In FY25, overall revenue growth was a mere 2.23 per cent-one of the lowest in NBR's history-amid months of political instability. In the final month (June), collections fell 37.6 per cent short of the monthly target, and registered a 19 per cent year-on-year decline. According to NBR officials, this shortfall stemmed from internal disruptions, poor execution of the Annual Development Programme (ADP), weak private investment, and a sluggish business environment, following the July uprising last year. Furthermore, VAT collection saw an abrupt decline, causing revenue growth to fall below 9 per cent year-on-year in May, the lowest in 12 months. Despite these setbacks, the overall growth in revenue collection stood at about 15 per cent, which is still far below what is required to meet the FY26 target. On the customs side, imports rose by 1.4 per cent over the past 11 months compared to the same period last year, while customs duty realisation grew by 13 per cent.

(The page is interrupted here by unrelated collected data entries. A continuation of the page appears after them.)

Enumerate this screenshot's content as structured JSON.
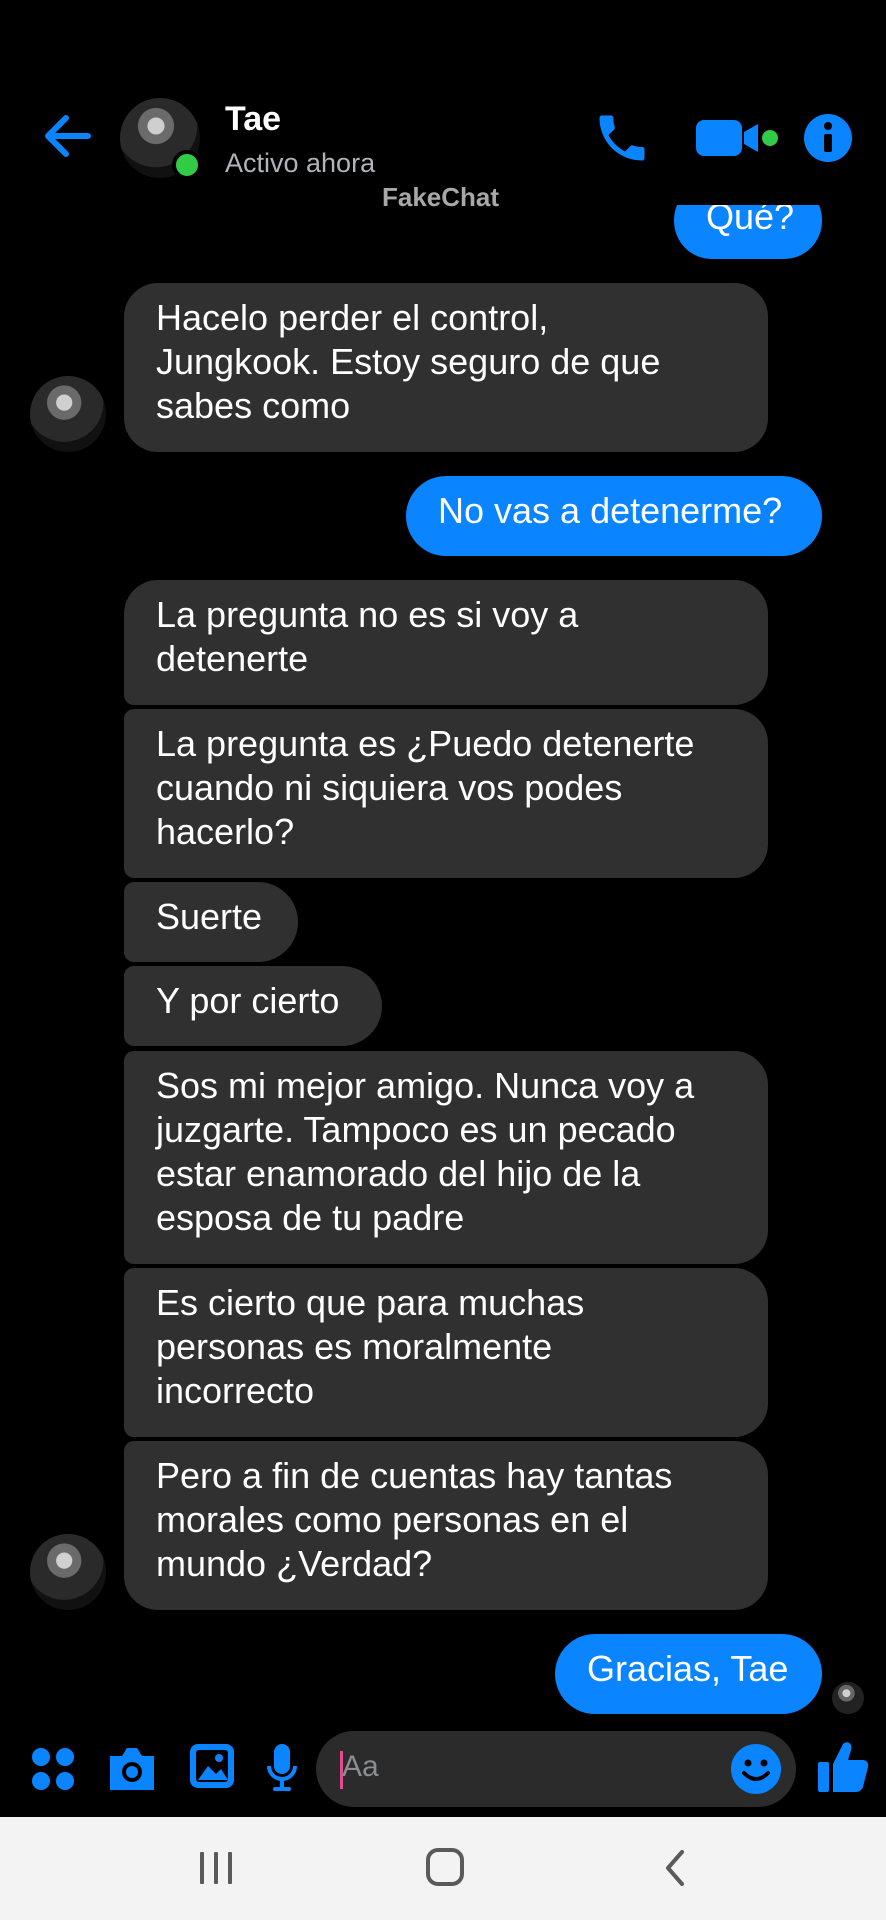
{
  "header": {
    "contact_name": "Tae",
    "status": "Activo ahora",
    "watermark": "FakeChat"
  },
  "messages": [
    {
      "side": "out",
      "lines": [
        "Qué?"
      ]
    },
    {
      "side": "in",
      "lines": [
        "Hacelo perder el control,",
        "Jungkook. Estoy seguro de que",
        "sabes como"
      ]
    },
    {
      "side": "out",
      "lines": [
        "No vas a detenerme?"
      ]
    },
    {
      "side": "in",
      "lines": [
        "La pregunta no es si voy a",
        "detenerte"
      ]
    },
    {
      "side": "in",
      "lines": [
        "La pregunta es ¿Puedo detenerte",
        "cuando ni siquiera vos podes",
        "hacerlo?"
      ]
    },
    {
      "side": "in",
      "lines": [
        "Suerte"
      ]
    },
    {
      "side": "in",
      "lines": [
        "Y por cierto"
      ]
    },
    {
      "side": "in",
      "lines": [
        "Sos mi mejor amigo. Nunca voy a",
        "juzgarte. Tampoco es un pecado",
        "estar enamorado del hijo de la",
        "esposa de tu padre"
      ]
    },
    {
      "side": "in",
      "lines": [
        "Es cierto que para muchas",
        "personas es moralmente",
        "incorrecto"
      ]
    },
    {
      "side": "in",
      "lines": [
        "Pero a fin de cuentas hay tantas",
        "morales como personas en el",
        "mundo ¿Verdad?"
      ]
    },
    {
      "side": "out",
      "lines": [
        "Gracias, Tae"
      ]
    }
  ],
  "composer": {
    "placeholder": "Aa"
  },
  "colors": {
    "accent": "#0a84ff",
    "incoming_bubble": "#303030",
    "online": "#31cc46",
    "background": "#000000"
  },
  "icons": [
    "back-arrow-icon",
    "phone-icon",
    "video-call-icon",
    "info-icon",
    "apps-grid-icon",
    "camera-icon",
    "gallery-icon",
    "microphone-icon",
    "emoji-icon",
    "thumbs-up-icon",
    "recents-icon",
    "home-icon",
    "nav-back-icon"
  ]
}
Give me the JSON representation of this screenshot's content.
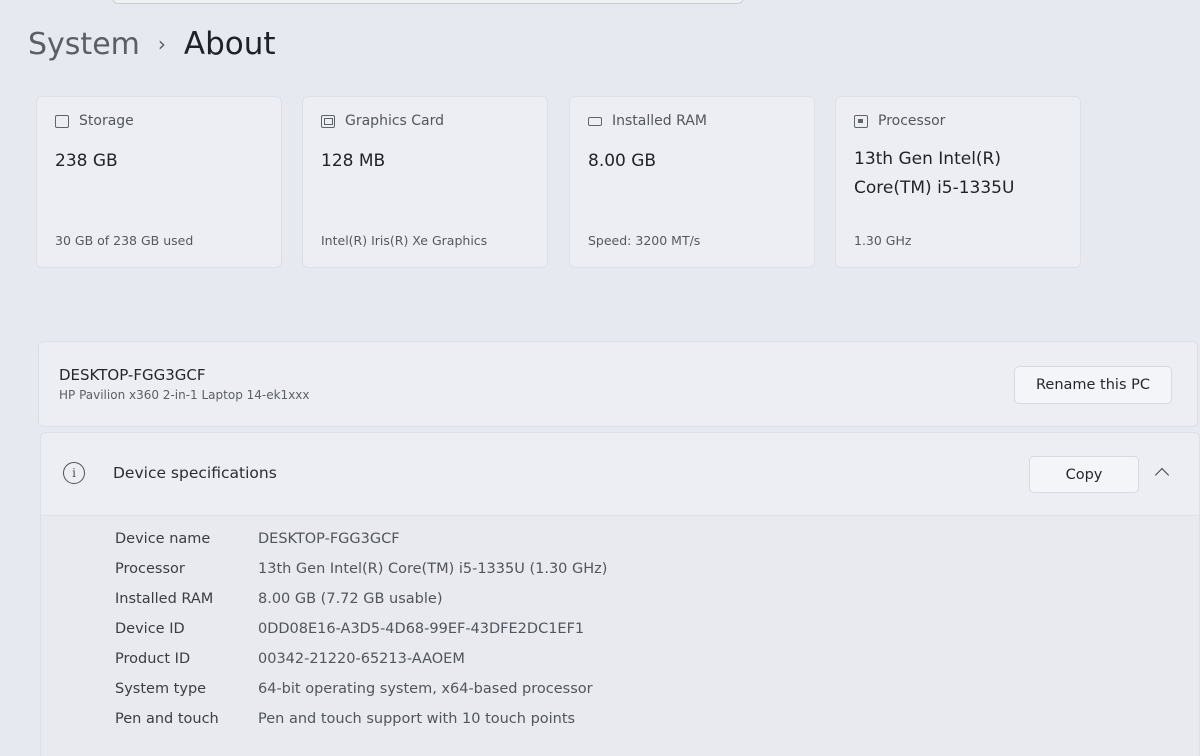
{
  "breadcrumb": {
    "parent": "System",
    "separator": "›",
    "current": "About"
  },
  "cards": [
    {
      "title": "Storage",
      "icon": "storage-icon",
      "value": "238 GB",
      "sub": "30 GB of 238 GB used"
    },
    {
      "title": "Graphics Card",
      "icon": "graphics-card-icon",
      "value": "128 MB",
      "sub": "Intel(R) Iris(R) Xe Graphics"
    },
    {
      "title": "Installed RAM",
      "icon": "ram-icon",
      "value": "8.00 GB",
      "sub": "Speed: 3200 MT/s"
    },
    {
      "title": "Processor",
      "icon": "processor-icon",
      "value": "13th Gen Intel(R) Core(TM) i5-1335U",
      "sub": "1.30 GHz"
    }
  ],
  "pc": {
    "name": "DESKTOP-FGG3GCF",
    "model": "HP Pavilion x360 2-in-1 Laptop 14-ek1xxx",
    "rename_label": "Rename this PC"
  },
  "specs": {
    "title": "Device specifications",
    "copy_label": "Copy",
    "rows": [
      {
        "label": "Device name",
        "value": "DESKTOP-FGG3GCF"
      },
      {
        "label": "Processor",
        "value": "13th Gen Intel(R) Core(TM) i5-1335U (1.30 GHz)"
      },
      {
        "label": "Installed RAM",
        "value": "8.00 GB (7.72 GB usable)"
      },
      {
        "label": "Device ID",
        "value": "0DD08E16-A3D5-4D68-99EF-43DFE2DC1EF1"
      },
      {
        "label": "Product ID",
        "value": "00342-21220-65213-AAOEM"
      },
      {
        "label": "System type",
        "value": "64-bit operating system, x64-based processor"
      },
      {
        "label": "Pen and touch",
        "value": "Pen and touch support with 10 touch points"
      }
    ]
  }
}
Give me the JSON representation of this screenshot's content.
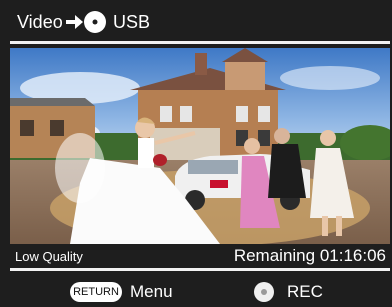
{
  "header": {
    "source_label": "Video",
    "arrow_icon": "disc-arrow-icon",
    "destination_label": "USB"
  },
  "preview": {
    "description_icon": "video-preview"
  },
  "status": {
    "quality": "Low Quality",
    "remaining": "Remaining 01:16:06"
  },
  "footer": {
    "return_key": "RETURN",
    "menu_label": "Menu",
    "rec_icon": "record-button-icon",
    "rec_label": "REC"
  },
  "colors": {
    "background": "#1e1e1e",
    "text": "#ffffff",
    "rule": "#f2f2f2"
  }
}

A critical question arises: will the revenue shortfall severely impact development spending? In response, Finance Adviser Dr. Salehuddin Ahmed noted that the FY26 budget has been framed conservatively, with reduced expenditure plans to account for potential shortfalls. According to Ministry of Finance data, public spending may decline to 12.7 per cent of GDP, and the development budget has been set at the lowest level in four years.
Given the circumstances, the government must proceed with prudence and fiscal discipline, ensuring that even with reduced allocations, development priorities are met, and austerity is maintained across governance.